Based on the information extracted above, we will be working with Integers, Floats, and Strings. For additional context, the dtype attribute labels Strings as Objects.

By including the counts of the unique data types in the tables, we can extrapolate that a majority of the data we have is categorical. With 31 columns being Strings, and the other 6 being Integers and Floats, the numerical data we have is slim.

Next I am going to find rows and columns within the data sets that contain null values.

In [3]:
for table in tables:
    null_data = table[table.isnull().any(axis=1)]
    null_data_by_column = table.isnull().sum().sort_values(ascending=False).head(3)

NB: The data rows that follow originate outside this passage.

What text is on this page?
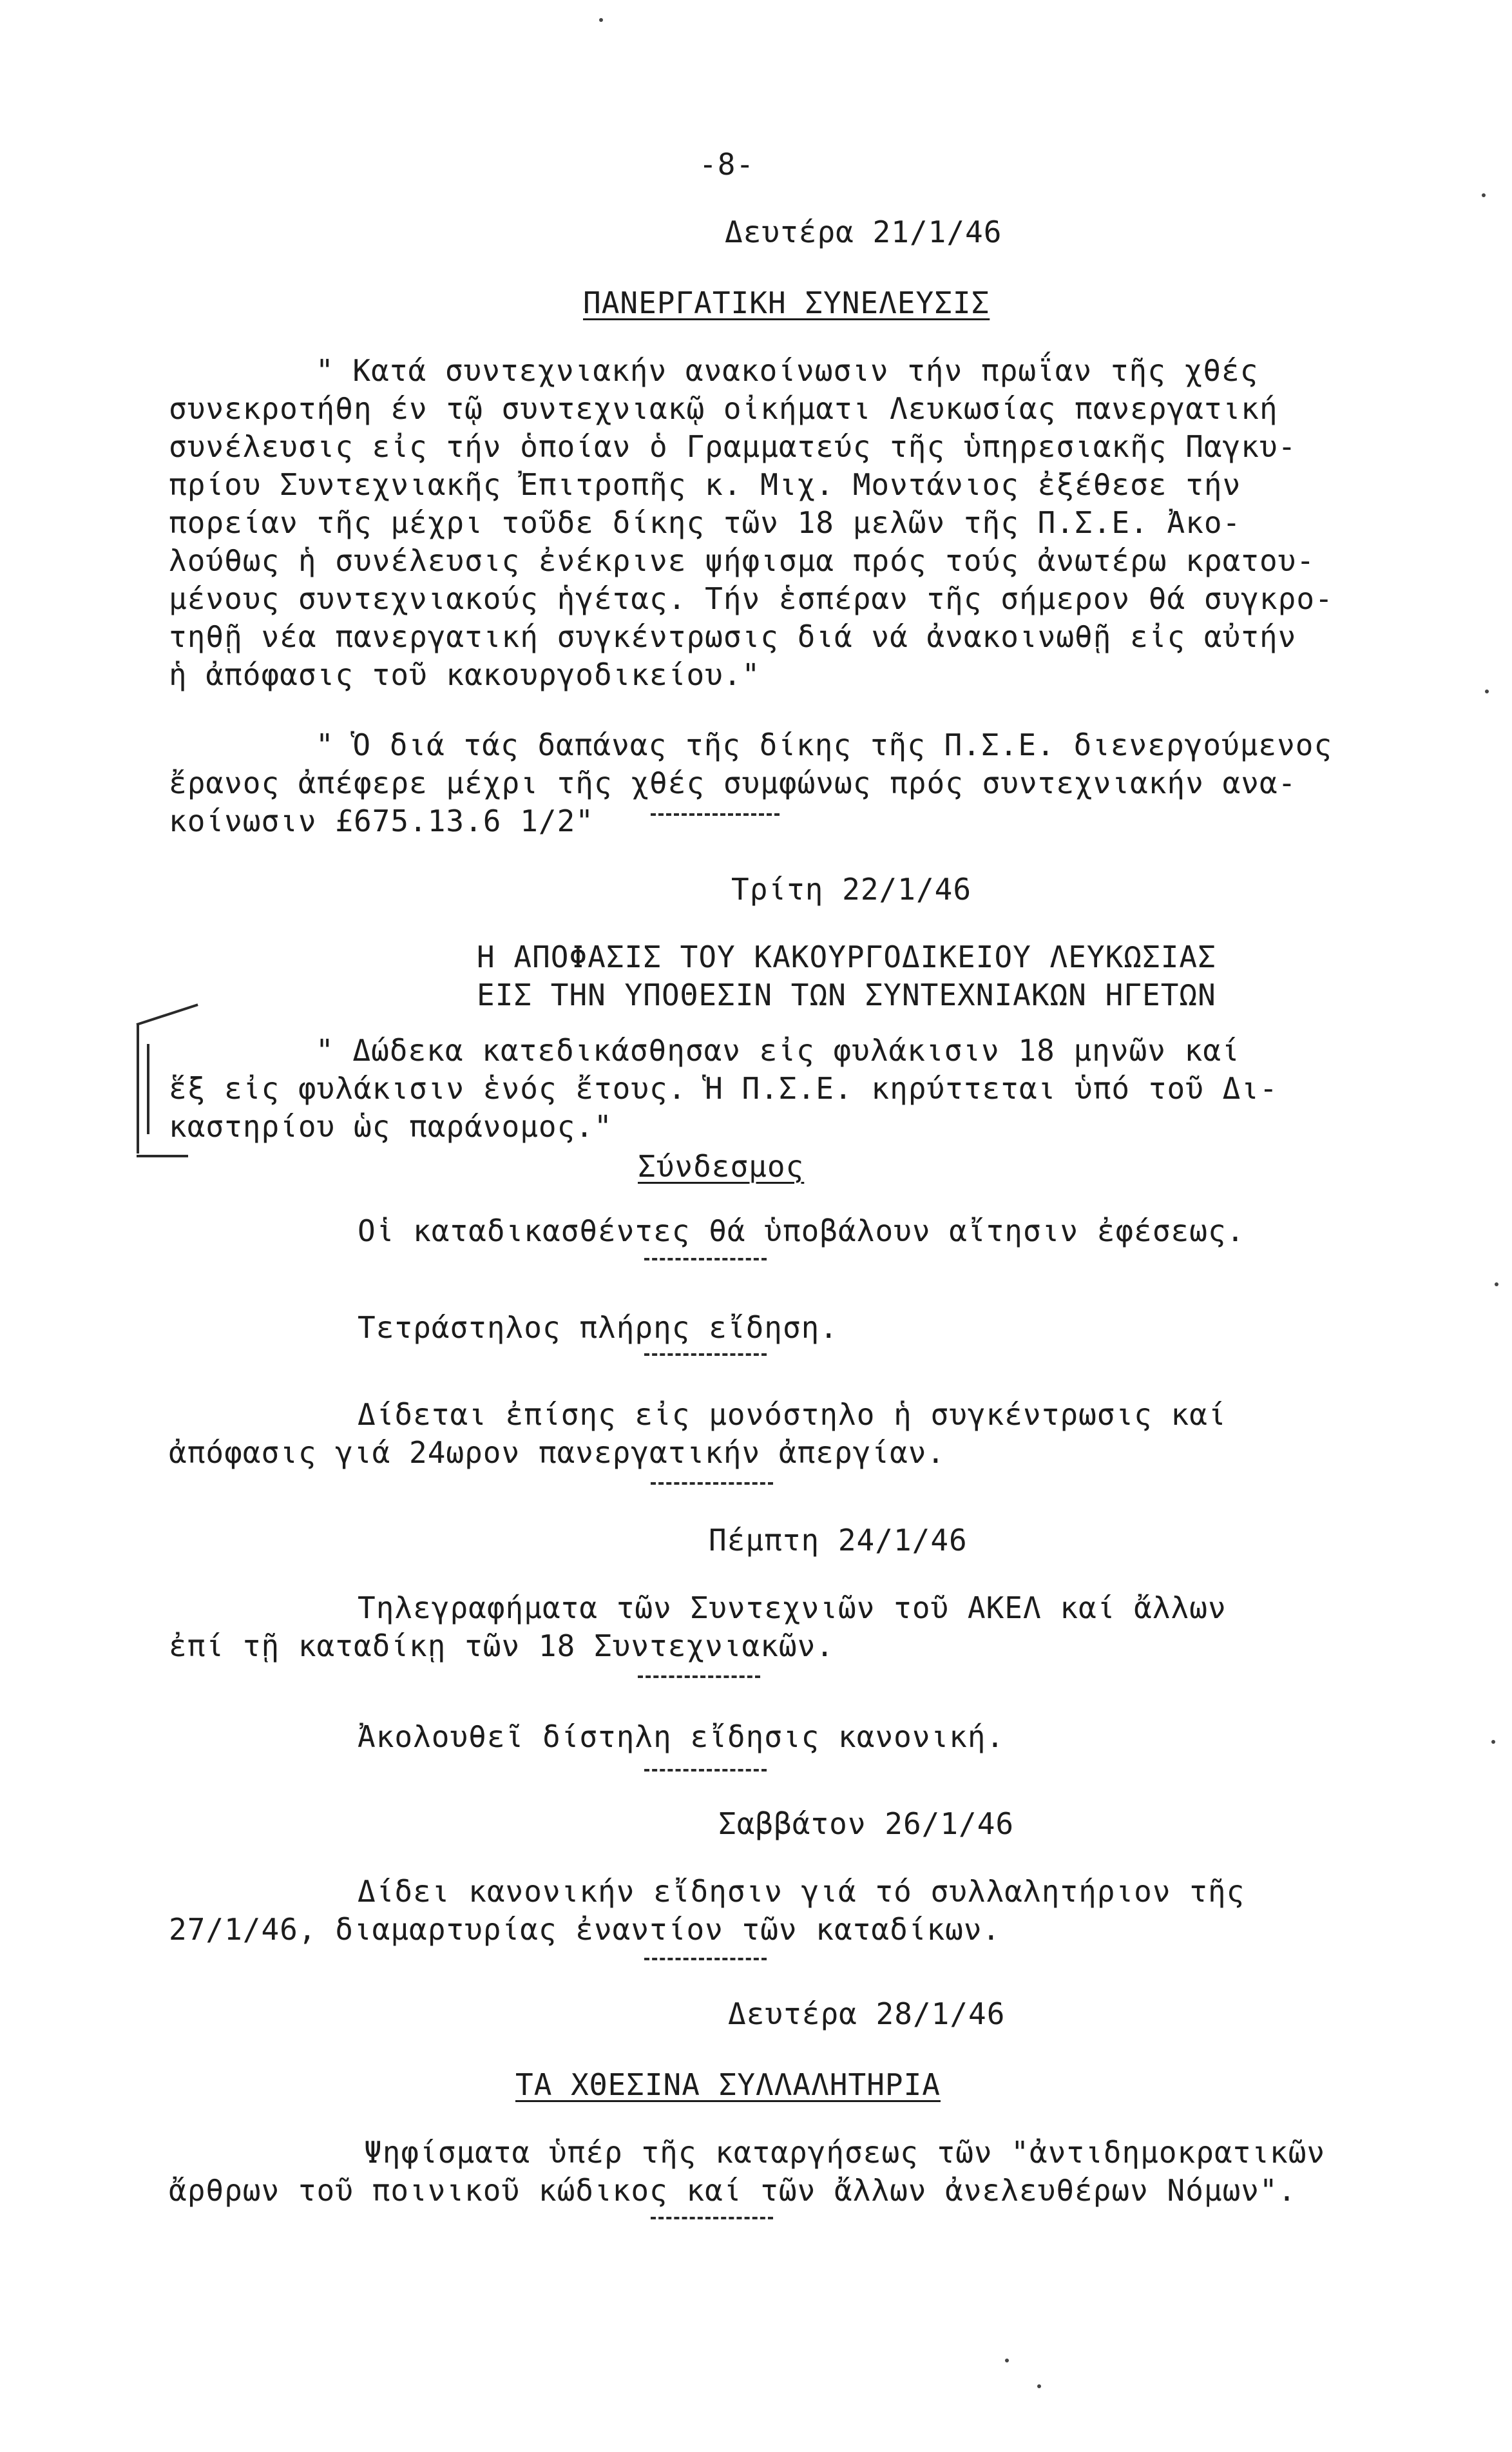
-8-
Δευτέρα 21/1/46
ΠΑΝΕΡΓΑΤΙΚΗ ΣΥΝΕΛΕΥΣΙΣ
" Κατά συντεχνιακήν ανακοίνωσιν τήν πρωΐαν τῆς χθές
συνεκροτήθη έν τῷ συντεχνιακῷ οἰκήματι Λευκωσίας πανεργατική
συνέλευσις εἰς τήν ὁποίαν ὁ Γραμματεύς τῆς ὑπηρεσιακῆς Παγκυ-
πρίου Συντεχνιακῆς Ἐπιτροπῆς κ. Μιχ. Μοντάνιος ἐξέθεσε τήν
πορείαν τῆς μέχρι τοῦδε δίκης τῶν 18 μελῶν τῆς Π.Σ.Ε. Ἀκο-
λούθως ἡ συνέλευσις ἐνέκρινε ψήφισμα πρός τούς ἀνωτέρω κρατου-
μένους συντεχνιακούς ἡγέτας. Τήν ἑσπέραν τῆς σήμερον θά συγκρο-
τηθῇ νέα πανεργατική συγκέντρωσις διά νά ἀνακοινωθῇ εἰς αὐτήν
ἡ ἀπόφασις τοῦ κακουργοδικείου."
" Ὁ διά τάς δαπάνας τῆς δίκης τῆς Π.Σ.Ε. διενεργούμενος
ἔρανος ἀπέφερε μέχρι τῆς χθές συμφώνως πρός συντεχνιακήν ανα-
κοίνωσιν £675.13.6 1/2"
Τρίτη 22/1/46
Η ΑΠΟΦΑΣΙΣ ΤΟΥ ΚΑΚΟΥΡΓΟΔΙΚΕΙΟΥ ΛΕΥΚΩΣΙΑΣ
ΕΙΣ ΤΗΝ ΥΠΟΘΕΣΙΝ ΤΩΝ ΣΥΝΤΕΧΝΙΑΚΩΝ ΗΓΕΤΩΝ
" Δώδεκα κατεδικάσθησαν εἰς φυλάκισιν 18 μηνῶν καί
ἕξ εἰς φυλάκισιν ἑνός ἔτους. Ἡ Π.Σ.Ε. κηρύττεται ὑπό τοῦ Δι-
καστηρίου ὡς παράνομος."
Σύνδεσμος
Οἱ καταδικασθέντες θά ὑποβάλουν αἴτησιν ἐφέσεως.
Τετράστηλος πλήρης εἴδηση.
Δίδεται ἐπίσης εἰς μονόστηλο ἡ συγκέντρωσις καί
ἀπόφασις γιά 24ωρον πανεργατικήν ἀπεργίαν.
Πέμπτη 24/1/46
Τηλεγραφήματα τῶν Συντεχνιῶν τοῦ ΑΚΕΛ καί ἄλλων
ἐπί τῇ καταδίκῃ τῶν 18 Συντεχνιακῶν.
Ἀκολουθεῖ δίστηλη εἴδησις κανονική.
Σαββάτον 26/1/46
Δίδει κανονικήν εἴδησιν γιά τό συλλαλητήριον τῆς
27/1/46, διαμαρτυρίας ἐναντίον τῶν καταδίκων.
Δευτέρα 28/1/46
ΤΑ ΧΘΕΣΙΝΑ ΣΥΛΛΑΛΗΤΗΡΙΑ
Ψηφίσματα ὑπέρ τῆς καταργήσεως τῶν "ἀντιδημοκρατικῶν
ἄρθρων τοῦ ποινικοῦ κώδικος καί τῶν ἄλλων ἀνελευθέρων Νόμων".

    print(f'{table.name} table: ', end='')
    print(f'{str(null_data.shape[0])} rows out of {str(table.shape[0])} are missing data. Columns with most data missing: ')

    for index, value in null_data_by_column.items():
        print(f'\t Column {str(index)} is missing {str(round(value/table.shape[0]*100, 2))}% it\'s data ({value}/{table.shape[0]}).')
    print()


Airline table: 5152 rows out of 6162 are missing data. Columns with most data missing: 
	 Column IATA is missing 75.09% it's data (4627/6162).
	 Column CLSGN is missing 13.11% it's data (808/6162).
	 Column ALIAS is missing 8.21% it's data (506/6162).

Airports table: 49 rows out of 7698 are missing data. Columns with most data missing: 
	 Column CTY is missing 0.64% it's data (49/7698).
	 Column AIRPT_ID is missing 0.0% it's data (0/7698).
	 Column NAME is missing 0.0% it's data (0/7698).

Countries table: 2 rows out of 261 are missing data. Columns with most data missing: 
	 Column ISO_CD is missing 0.38% it's data (1/261).
	 Column DAFIF_CD is missing 0.38% it's data (1/261).
	 Column NAME is missing 0.0% it's data (0/261).

Planes table: 0 rows out of 246 are missing data. Columns with most data missing: 
	 Column NAME is missing 0.0% it's data (0/246).
	 Column IATA is missing 0.0% it's data (0/246).
	 Column ICAO is missing 0.0% it's data (0/246).

Routes table: 53066 rows out of

Through the analysis conducted above, we can see that there are many instances of missing data. While that is not uncommon in data sets, getting more detail on where the data is missing will help narrow down any problem areas.

For example, the Airline table had the most missing data out of all of the tables. It seems as though one the IATA column is missing data for most of the rows in the table. Because we now know this, we can evaluate whether or not we need the data in that column.

#### **Data Cleaning**

Next, I am going to start cleaning some of the data. This will be done in two efforts:  
    &nbsp;&nbsp;&nbsp;&nbsp;1. Finding outliers in numerical data  
    &nbsp;&nbsp;&nbsp;&nbsp;2. Removing instances where large quantities of data are missing within single columns  
Given that we have six instances of numerical data in our datasets, there won't be many to go through when detecting numerical outliers.  


**Outlier Analysis**  
Based on my previous analysis above, we know that there are three unique data types in the datasets here: int64, float64, and objects. Only two of those are numerical. Because of that, I am going to iterate through every table and column and conduct an IQR analysis on those numerical values.

In [4]:
for table in tables:
    for column in table.columns:
        if not column.__contains__('ID') and not column.__contains__('LAT') and not column.__contains__('LON'):
            column_data = table[column]
            if column_data.dtype == 'int64' or column_data.dtype == 'float64':
                q1,q3 = np.percentile(column_data, [25,75])
                iqr = q3-q1
                boundary_value = 1.5
                outliers = (column_data < q1 - boundary_value * iqr) | (column_data > q3 + boundary_value * iqr)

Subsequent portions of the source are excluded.